Something like a Bristlenose would probably be your best option if the algae starts becoming a problem.
I'm not sure what temp you keep the tank at, but it _could_ be a little cool for the Bristle's, though.

Don't the Goldies themselves sort of control algae? I don't have a bit of experience with them, but I thought I heard that....


----------



## Telperion (Jun 12, 2006)

Well, so far they are pretty good at keeping the gravel clean, but not the glass walls of the tank itself. The tank hovers around 70 degrees to 72. That may not be good for a bristlenose from what I've read, although they do say 74 is good.


----------



## DataGuru (Mar 11, 2005)

Be careful with goldies and plecos. Goldies sleep at nite and tend to sleep near the bottom of the tank. If the pleco isn't getting enough to eat (which is quite possible in a tank with goldies) he'll go after the goldfish at nite.

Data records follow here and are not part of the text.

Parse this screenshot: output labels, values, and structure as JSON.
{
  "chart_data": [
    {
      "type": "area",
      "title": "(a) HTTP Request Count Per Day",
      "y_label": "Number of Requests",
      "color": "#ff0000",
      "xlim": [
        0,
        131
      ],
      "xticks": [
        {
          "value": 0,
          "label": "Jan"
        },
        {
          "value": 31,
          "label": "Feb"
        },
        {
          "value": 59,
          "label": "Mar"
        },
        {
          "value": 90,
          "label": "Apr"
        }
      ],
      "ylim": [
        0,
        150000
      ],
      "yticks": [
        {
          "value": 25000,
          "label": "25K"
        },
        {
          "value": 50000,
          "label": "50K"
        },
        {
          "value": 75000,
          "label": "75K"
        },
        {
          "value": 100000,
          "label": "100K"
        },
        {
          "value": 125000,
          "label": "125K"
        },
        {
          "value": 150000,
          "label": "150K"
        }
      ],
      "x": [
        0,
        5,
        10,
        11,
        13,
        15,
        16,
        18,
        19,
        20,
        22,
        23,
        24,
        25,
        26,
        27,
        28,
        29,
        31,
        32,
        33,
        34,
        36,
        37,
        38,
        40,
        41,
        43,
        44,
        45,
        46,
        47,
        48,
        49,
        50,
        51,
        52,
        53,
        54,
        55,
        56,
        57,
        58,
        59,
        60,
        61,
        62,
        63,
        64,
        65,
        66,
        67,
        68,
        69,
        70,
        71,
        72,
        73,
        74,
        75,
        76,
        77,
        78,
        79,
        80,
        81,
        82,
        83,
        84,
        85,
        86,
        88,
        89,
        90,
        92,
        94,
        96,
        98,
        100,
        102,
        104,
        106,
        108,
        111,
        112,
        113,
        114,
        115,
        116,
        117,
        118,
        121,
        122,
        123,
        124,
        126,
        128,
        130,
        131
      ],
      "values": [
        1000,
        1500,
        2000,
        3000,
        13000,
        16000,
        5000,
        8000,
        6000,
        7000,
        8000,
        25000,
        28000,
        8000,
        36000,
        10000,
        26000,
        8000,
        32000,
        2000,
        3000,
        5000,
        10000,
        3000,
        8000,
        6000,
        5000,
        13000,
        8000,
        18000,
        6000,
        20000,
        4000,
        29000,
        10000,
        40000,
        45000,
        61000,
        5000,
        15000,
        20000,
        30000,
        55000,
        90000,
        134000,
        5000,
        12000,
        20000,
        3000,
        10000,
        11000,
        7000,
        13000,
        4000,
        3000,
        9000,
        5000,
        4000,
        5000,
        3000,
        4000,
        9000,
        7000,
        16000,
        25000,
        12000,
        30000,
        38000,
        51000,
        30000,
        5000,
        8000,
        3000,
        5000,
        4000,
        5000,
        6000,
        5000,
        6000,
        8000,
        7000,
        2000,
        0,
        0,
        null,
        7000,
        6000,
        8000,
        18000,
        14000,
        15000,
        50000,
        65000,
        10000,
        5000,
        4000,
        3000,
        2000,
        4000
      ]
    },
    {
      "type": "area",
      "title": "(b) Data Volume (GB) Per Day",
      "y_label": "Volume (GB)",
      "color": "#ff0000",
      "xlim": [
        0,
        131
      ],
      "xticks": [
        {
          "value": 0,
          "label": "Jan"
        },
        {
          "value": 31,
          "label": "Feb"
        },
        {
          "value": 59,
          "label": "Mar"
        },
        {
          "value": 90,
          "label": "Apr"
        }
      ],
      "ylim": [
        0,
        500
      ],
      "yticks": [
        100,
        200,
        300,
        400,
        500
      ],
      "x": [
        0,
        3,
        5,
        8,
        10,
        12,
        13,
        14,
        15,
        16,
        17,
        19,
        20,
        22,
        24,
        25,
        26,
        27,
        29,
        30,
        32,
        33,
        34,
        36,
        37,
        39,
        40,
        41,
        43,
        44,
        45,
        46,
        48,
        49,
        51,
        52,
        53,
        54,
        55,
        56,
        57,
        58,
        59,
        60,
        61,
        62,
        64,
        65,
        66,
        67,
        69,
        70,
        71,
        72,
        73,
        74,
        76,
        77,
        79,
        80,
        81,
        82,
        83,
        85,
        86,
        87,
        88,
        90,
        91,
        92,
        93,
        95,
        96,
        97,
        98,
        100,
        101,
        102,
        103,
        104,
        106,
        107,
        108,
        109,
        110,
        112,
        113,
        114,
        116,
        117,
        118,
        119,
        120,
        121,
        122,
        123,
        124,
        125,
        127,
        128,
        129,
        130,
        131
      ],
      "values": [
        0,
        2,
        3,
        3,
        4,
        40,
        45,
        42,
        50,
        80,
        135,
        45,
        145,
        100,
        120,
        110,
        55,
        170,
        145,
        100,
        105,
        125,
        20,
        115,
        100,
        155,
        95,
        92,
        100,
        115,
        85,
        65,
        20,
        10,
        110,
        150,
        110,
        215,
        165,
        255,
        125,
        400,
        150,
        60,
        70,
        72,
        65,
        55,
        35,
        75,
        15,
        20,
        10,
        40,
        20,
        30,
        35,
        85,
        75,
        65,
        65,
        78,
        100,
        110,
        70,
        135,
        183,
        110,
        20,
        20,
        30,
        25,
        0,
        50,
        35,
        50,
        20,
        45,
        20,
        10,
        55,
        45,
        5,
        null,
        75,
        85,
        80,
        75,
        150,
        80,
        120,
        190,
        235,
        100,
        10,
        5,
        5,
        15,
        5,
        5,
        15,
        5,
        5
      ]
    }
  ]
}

Ramshorn snails are great for brown algae. They have to be large enough not to get eaten tho. Plus the smaller snails are great goldie food. My goldies like to eat hair algae and the green grassy type that grows on surfaces.


----------



## IUnknown (Feb 24, 2004)

Floating plants always worked well with my goldfish. Real Nitrate suckers.


----------



## Telperion (Jun 12, 2006)

IUnknown said:


> Floating plants always worked well with my goldfish. Real Nitrate suckers.


Which floating plants do you recommend? My main concern with my goldies is rising nitrate levels - LOTS of water changes so far. :-k


----------



## DataGuru (Mar 11, 2005)

Water lettuce and hornwort are good. Mine like to eat duckweed and frogbit.


----------



## erik Loza (Feb 6, 2006)

I have used small Chinese Algae Eaters for years in goldfish tanks and they work great. While pleco's will harass goldfish, I have never had one of these guys do it and they do an excellent job on the diatomaceous brown algae. The trick is to buy smaller, young ones that will always stay busy against the algae and exchange them as they get older. Good luck.


----------